Coffs Harbour may be the regional hub (and you’ve always got to stop at the pier and the Big Banana) but it’s the multitude of beaches dotted north and south that attract people to the region.
Airbnb at Sapphire Beach
This holds true for a lot of destinations – don’t be afraid to explore little further afield, you may find a hidden gem! Ours was tucked away at Sapphire Beach, only 10 minutes north of Coffs. Called Lighthouse View, it is a modern apartment, rented via Airbnb, with views over the water.
Conveniently located, an early morning walk to the lighthouse in the crisp spring air called our name, but it was raining yet again in the morning, dampening our enthusiasm.
As with nearly all industries, the travel sector has seen an evolution thanks to technology and the “share economy” with the biggest benefactor being you, the customer.
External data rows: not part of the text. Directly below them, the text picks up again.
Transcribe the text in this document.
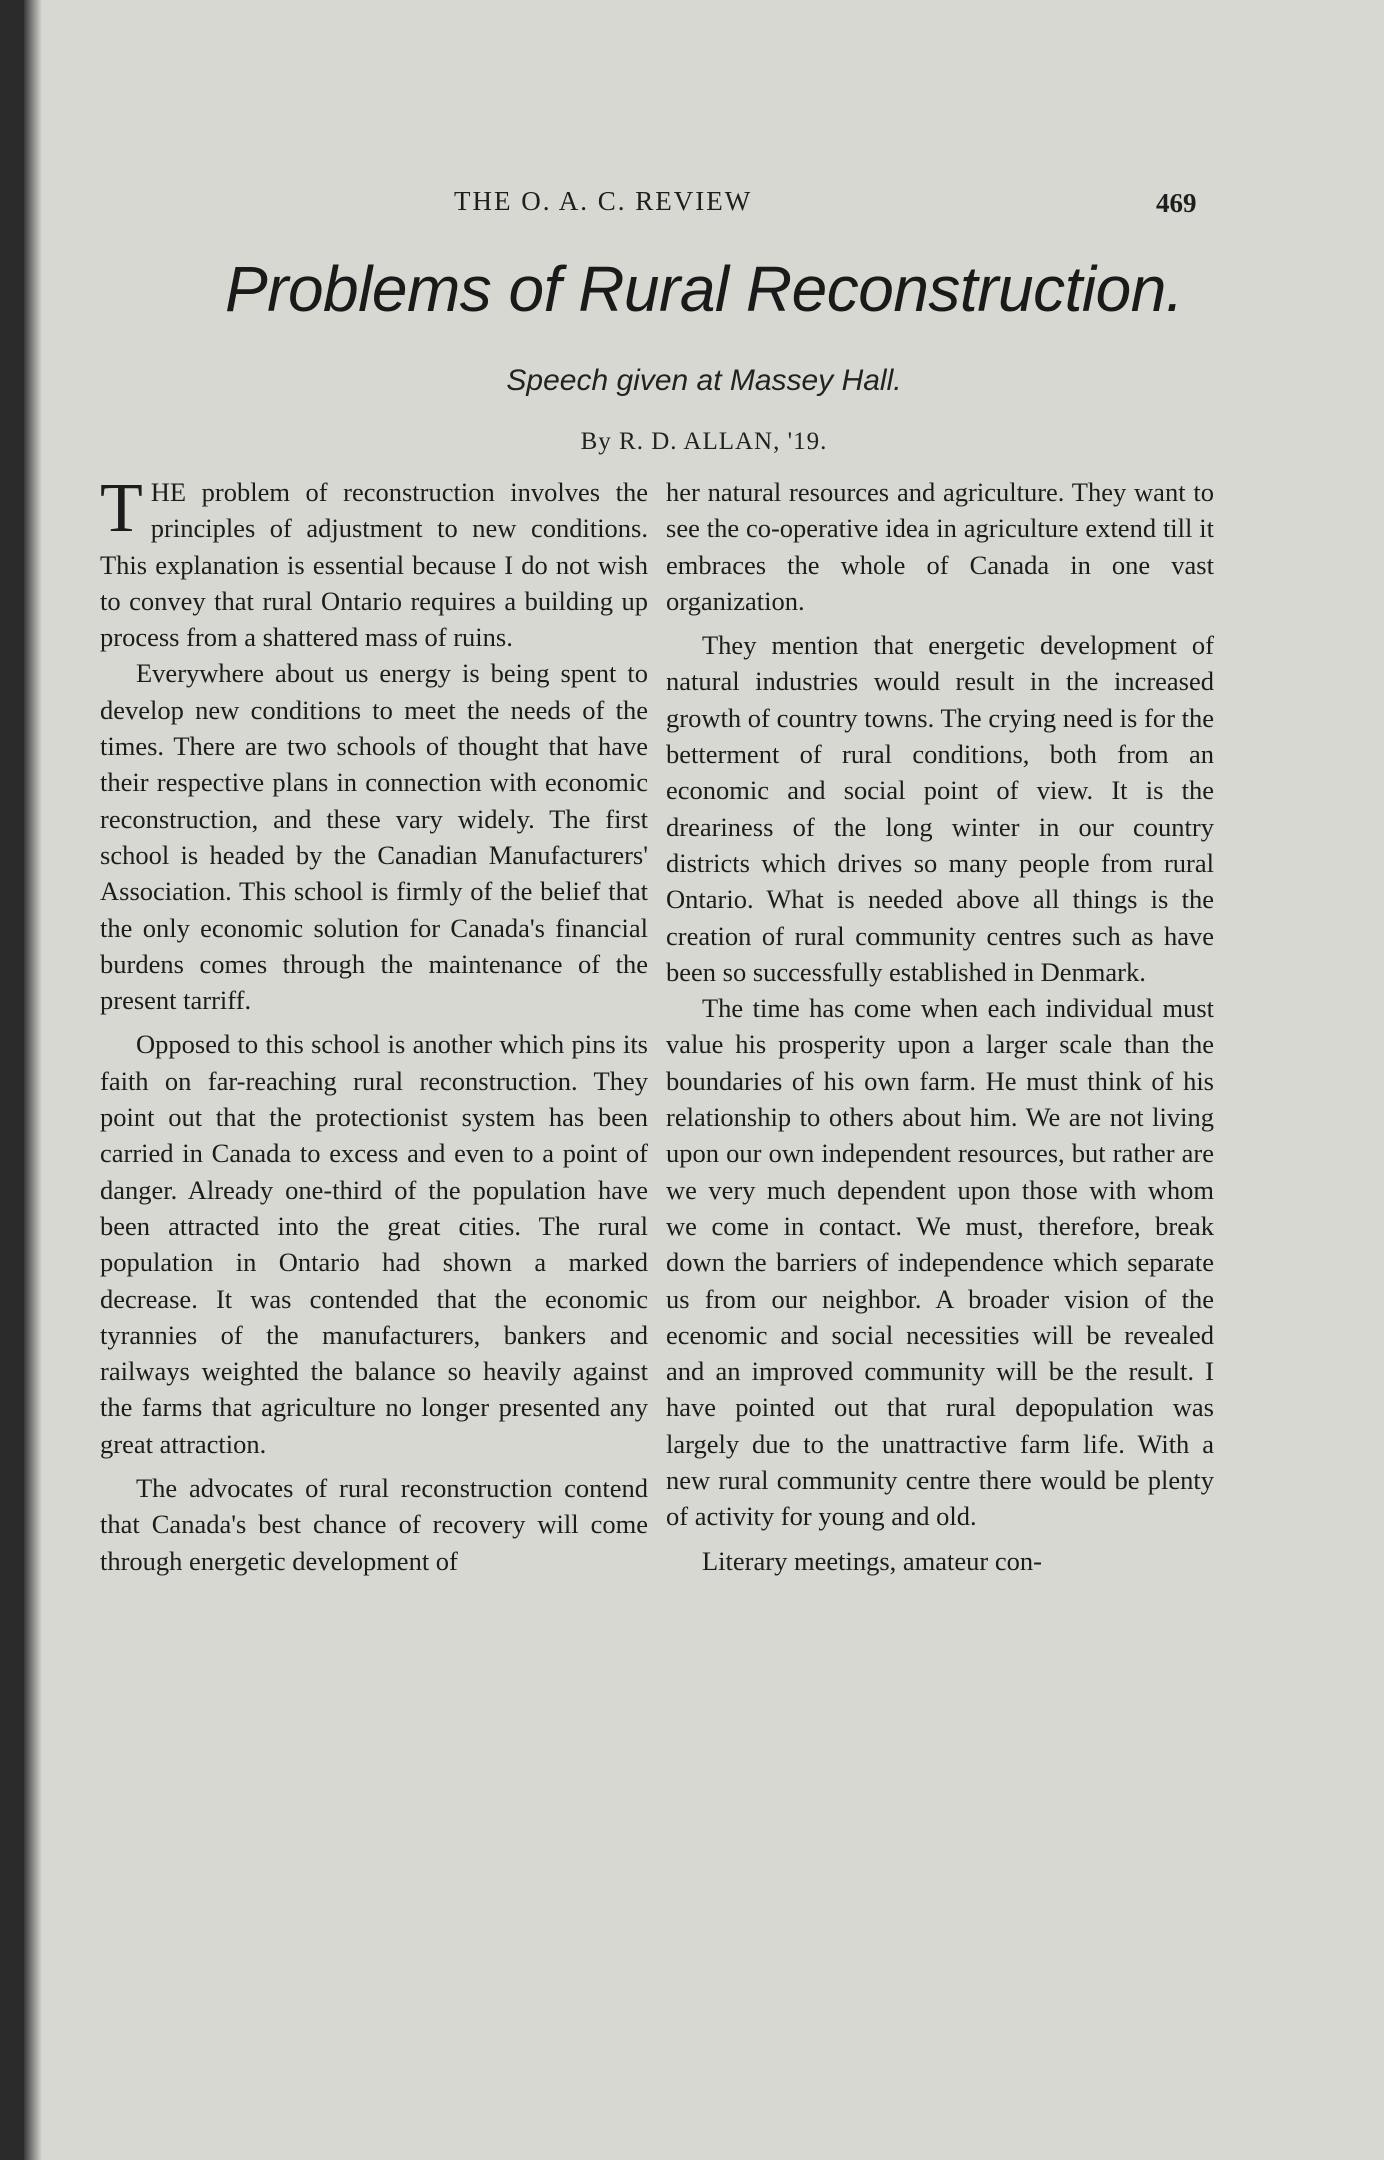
THE O. A. C. REVIEW	469
Problems of Rural Reconstruction.
Speech given at Massey Hall.
By R. D. ALLAN, '19.

THE problem of reconstruction involves the principles of adjustment to new conditions. This explanation is essential because I do not wish to convey that rural Ontario requires a building up process from a shattered mass of ruins.

Everywhere about us energy is being spent to develop new conditions to meet the needs of the times. There are two schools of thought that have their respective plans in connection with economic reconstruction, and these vary widely. The first school is headed by the Canadian Manufacturers' Association. This school is firmly of the belief that the only economic solution for Canada's financial burdens comes through the maintenance of the present tarriff.

Opposed to this school is another which pins its faith on far-reaching rural reconstruction. They point out that the protectionist system has been carried in Canada to excess and even to a point of danger. Already one-third of the population have been attracted into the great cities. The rural population in Ontario had shown a marked decrease. It was contended that the economic tyrannies of the manufacturers, bankers and railways weighted the balance so heavily against the farms that agriculture no longer presented any great attraction.

The advocates of rural reconstruction contend that Canada's best chance of recovery will come through energetic development of

her natural resources and agriculture. They want to see the co-operative idea in agriculture extend till it embraces the whole of Canada in one vast organization.

They mention that energetic development of natural industries would result in the increased growth of country towns. The crying need is for the betterment of rural conditions, both from an economic and social point of view. It is the dreariness of the long winter in our country districts which drives so many people from rural Ontario. What is needed above all things is the creation of rural community centres such as have been so successfully established in Denmark.

The time has come when each individual must value his prosperity upon a larger scale than the boundaries of his own farm. He must think of his relationship to others about him. We are not living upon our own independent resources, but rather are we very much dependent upon those with whom we come in contact. We must, therefore, break down the barriers of independence which separate us from our neighbor. A broader vision of the ecenomic and social necessities will be revealed and an improved community will be the result. I have pointed out that rural depopulation was largely due to the unattractive farm life. With a new rural community centre there would be plenty of activity for young and old.

Literary meetings, amateur con-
You’ve never been empowered with more choice and Airbnb is just one, offering a homely feel and variety of bespoke accommodation options.
Staying in an Airbnb is a little different. For example there was a lock box with a code for the key, (note to self: take my damn glasses next time), no reception area and it feels like staying in a well laid out one bedroom studio. The owner, a very friendly lady named Donna, made sure everything was perfect for us to the point of even supplying a cheese, biscuit and fruit platter.
The rain and hail had slowed a little and we headed to the harbour precinct where there are a number of local eateries and bistros. This is a veritable cuisine smorgasbord with the usual Thai, Italian, Vietnamese, African, Mexican and others as well as what seemed to be an extremely popular beer and wings place. It was packed. I can imagine this area, with outdoor dining, in the warmer months (like spring is supposed to be) being packed.
So it was back to the studio for a good nights rest before our journey to Byron Bay the following morning in Part Three of our ‘Drive into Spring with Subaru’ series.
Subaru’s social movement, #OneLittleMoment, aims to bring Australians closer, to reconnect and enjoy the magic of living in the moment. It encourages Australians to recognise, and share, the joy of their everyday moments.
Our #OneLittleMoment from Part Two of our trip was the unexpected meeting of a long time business associate that I had never met, but worked with for nearly 8 years. We were sitting at the café and the thought popped into my head that this is where she lived. A quick series of texts and calls and we were having coffee. The beauty of this was a human meeting in a digital world. These are the little moment’s that make days special.